La politique absurde de l’URSS, la collectivisation forcée et la distribution dans des fermes collectives ne pouvaient pas être perçues positivement par les propriétaires privés. Et avant la collectivisation, la plupart des paysans étaient dans ce cas. Et c’est dans les villages que vivaient jusqu’à 90 % des Ukrainiens. Staline et ses partisans ont procédé à l’extermination totale de la population ukrainienne à l’échelle nationale.

“La population rurale était en fait enchaînée à la ferme collective, et il était impossible de s’en débarrasser. C’est pourquoi il s’agissait d’un esclavage agricole collectif, qui n’a pris fin qu’au milieu des années 1960. C’est à cette époque que les paysans ont commencé à recevoir des passeports qui leur permettaient de quitter la ferme collective” – Roman Podkur.

Un groupe de militants de Borova MTS, district de Chernivtsi, région de Vinnytsia, village de Borova, 1936.
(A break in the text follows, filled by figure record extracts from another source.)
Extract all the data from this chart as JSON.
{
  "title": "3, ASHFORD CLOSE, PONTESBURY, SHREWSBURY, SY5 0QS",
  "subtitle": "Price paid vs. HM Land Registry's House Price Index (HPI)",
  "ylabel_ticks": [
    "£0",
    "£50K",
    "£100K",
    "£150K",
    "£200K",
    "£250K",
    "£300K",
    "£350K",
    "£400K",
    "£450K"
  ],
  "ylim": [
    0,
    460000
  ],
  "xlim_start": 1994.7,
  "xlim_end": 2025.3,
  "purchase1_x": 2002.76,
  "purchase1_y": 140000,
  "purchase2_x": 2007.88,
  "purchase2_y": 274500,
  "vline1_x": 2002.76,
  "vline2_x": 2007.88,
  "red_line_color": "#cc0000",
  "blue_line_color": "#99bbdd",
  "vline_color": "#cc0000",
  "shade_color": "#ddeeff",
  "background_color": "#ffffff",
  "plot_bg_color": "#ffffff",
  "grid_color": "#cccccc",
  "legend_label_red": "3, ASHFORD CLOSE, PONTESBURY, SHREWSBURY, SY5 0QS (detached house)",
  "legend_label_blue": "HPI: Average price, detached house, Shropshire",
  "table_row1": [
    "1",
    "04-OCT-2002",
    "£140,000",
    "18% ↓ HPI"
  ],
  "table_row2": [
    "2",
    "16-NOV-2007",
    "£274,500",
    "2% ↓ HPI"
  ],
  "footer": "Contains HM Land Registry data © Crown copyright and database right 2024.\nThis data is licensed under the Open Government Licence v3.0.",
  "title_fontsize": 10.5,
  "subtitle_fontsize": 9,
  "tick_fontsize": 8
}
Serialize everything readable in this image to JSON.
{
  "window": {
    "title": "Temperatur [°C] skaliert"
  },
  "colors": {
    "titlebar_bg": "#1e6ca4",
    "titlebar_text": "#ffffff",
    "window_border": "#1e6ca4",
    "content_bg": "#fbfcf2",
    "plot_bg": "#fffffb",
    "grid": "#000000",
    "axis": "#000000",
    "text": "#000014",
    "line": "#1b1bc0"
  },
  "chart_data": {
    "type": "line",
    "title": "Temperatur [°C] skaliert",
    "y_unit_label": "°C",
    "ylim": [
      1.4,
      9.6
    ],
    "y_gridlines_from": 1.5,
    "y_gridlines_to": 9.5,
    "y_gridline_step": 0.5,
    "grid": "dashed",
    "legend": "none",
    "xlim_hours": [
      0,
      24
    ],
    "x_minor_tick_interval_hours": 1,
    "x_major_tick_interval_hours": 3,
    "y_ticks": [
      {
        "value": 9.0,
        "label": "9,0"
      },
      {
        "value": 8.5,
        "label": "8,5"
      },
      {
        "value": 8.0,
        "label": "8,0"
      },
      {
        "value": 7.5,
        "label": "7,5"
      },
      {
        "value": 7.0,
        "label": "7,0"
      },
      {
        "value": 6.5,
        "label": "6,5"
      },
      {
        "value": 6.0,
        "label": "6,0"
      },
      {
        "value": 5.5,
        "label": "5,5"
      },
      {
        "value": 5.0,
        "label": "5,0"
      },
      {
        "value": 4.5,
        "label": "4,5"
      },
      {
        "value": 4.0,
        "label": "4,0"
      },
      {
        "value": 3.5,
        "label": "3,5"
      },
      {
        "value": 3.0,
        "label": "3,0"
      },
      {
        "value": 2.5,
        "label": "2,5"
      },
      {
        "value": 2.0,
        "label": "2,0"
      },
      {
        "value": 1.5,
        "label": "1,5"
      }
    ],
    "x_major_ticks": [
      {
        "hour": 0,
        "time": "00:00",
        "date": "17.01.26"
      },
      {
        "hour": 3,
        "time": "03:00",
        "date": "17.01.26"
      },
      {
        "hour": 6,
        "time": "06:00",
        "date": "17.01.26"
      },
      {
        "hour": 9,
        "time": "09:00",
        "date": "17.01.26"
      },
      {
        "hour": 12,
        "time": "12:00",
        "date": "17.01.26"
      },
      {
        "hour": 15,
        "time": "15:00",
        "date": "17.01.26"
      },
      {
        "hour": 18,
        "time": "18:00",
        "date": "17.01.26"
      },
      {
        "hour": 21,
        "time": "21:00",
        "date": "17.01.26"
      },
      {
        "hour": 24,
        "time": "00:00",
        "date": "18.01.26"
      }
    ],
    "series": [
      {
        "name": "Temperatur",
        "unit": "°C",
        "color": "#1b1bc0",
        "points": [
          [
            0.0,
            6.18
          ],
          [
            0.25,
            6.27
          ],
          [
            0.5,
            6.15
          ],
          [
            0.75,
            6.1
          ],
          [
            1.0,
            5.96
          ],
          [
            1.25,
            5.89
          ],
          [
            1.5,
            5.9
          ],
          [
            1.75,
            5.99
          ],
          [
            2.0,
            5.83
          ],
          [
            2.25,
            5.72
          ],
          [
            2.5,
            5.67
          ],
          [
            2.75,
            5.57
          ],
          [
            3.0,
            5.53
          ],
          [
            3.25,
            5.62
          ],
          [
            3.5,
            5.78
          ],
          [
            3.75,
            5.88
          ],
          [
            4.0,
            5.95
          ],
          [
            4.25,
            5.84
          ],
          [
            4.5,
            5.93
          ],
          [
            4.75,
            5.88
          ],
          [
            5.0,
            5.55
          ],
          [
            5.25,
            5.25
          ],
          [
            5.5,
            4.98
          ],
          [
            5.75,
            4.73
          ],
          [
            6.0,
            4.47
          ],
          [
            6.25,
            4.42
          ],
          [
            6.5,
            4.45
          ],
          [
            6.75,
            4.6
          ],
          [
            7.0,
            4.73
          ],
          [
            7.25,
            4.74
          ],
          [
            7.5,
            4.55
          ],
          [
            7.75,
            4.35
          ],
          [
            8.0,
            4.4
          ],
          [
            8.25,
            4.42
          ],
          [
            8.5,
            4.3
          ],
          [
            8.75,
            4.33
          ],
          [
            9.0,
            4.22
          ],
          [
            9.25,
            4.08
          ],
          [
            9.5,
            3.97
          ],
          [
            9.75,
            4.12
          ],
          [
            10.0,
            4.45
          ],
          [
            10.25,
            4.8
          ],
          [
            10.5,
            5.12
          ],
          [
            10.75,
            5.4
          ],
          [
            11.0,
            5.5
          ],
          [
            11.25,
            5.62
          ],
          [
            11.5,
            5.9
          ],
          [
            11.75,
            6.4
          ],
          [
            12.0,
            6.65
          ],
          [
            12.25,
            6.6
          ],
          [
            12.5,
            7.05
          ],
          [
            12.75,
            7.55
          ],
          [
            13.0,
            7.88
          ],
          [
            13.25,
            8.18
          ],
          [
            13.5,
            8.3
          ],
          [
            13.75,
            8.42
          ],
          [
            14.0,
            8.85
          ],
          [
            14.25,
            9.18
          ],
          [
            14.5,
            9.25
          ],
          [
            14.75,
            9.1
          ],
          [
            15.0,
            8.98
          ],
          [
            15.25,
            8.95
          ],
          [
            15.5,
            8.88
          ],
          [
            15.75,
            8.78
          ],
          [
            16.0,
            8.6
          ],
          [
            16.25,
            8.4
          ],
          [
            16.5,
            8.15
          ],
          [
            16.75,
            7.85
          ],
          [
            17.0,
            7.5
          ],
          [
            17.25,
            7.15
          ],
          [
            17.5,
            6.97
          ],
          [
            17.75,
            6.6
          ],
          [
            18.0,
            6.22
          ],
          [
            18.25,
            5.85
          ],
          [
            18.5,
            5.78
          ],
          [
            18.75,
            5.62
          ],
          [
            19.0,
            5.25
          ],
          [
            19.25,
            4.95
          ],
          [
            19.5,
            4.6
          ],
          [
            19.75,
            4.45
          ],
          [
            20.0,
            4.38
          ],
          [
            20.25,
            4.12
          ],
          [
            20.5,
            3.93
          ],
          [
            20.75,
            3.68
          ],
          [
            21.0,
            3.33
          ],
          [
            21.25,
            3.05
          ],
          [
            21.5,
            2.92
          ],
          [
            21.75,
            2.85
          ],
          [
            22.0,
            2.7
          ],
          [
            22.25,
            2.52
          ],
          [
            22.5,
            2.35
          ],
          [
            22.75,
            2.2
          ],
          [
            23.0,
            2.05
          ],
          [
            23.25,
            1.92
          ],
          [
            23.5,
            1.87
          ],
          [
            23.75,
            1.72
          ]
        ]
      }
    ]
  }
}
Rien qu’en 1930, 30 % des soulèvements paysans contre le pouvoir soviétique en URSS ont eu lieu en Ukraine. Environ 1,2 million de personnes y ont pris part. La même année, 2 779 attaques contre des activistes, des commissaires aux achats de céréales et des employés du GPU ont été enregistrées dans la campagne ukrainienne. Elles représentaient 20,12 % des cas de ce type dans l’ensemble de l’Union soviétique.

Afin de mettre un terme à ces manifestations, entre le début de l’année 1930 et le 10 décembre, selon le département spécial de l’ODPU, 70 407 fermes ont été dékoulakisées en Ukraine. Parmi elles, 31 993 familles (146 229 personnes) ont été déportées : 19 658 familles vers le Territoire du Nord et 11 935 vers la Sibérie. Mais la résistance de la population ne s’arrête pas là.

Alors que les répressions s’intensifiaient et que non seulement les céréales, mais aussi toutes les denrées alimentaires étaient progressivement supprimées, les gens essayaient de créer des cachettes. Ils cachaient de la nourriture dans des fosses, sous les avant-toits, dans les murs et dans les poêles pour mettre leur famille à l’abri. Beaucoup de ces cachettes ont été découvertes par des patrouilles et tout a été emporté. Les gens ont également tenté de fuir les villages ravagés par la famine pour se réfugier dans les villes. Certains se sont rendus dans des villages voisins où vivaient des non-Ukrainiens. Dans ces villages, ils pouvaient trouver de la nourriture et ainsi survivre et sauver leurs familles.

“Un fermier collectif du village de Leonardivka, Shandruk Matvii Ivanovych, âgé de 25 ans, appartenant à la classe moyenne, se moque des fermiers collectifs lors d’une réunion et leur pose des questions : “Pourquoi allez-vous travailler dans la ferme collective, pourquoi, de toute façon, vous n’en tirerez rien” – (représentant autorisé du bureau du district de Kalynivka du GPU de la RSS d’Ukraine, Veretnyk, janvier 1933).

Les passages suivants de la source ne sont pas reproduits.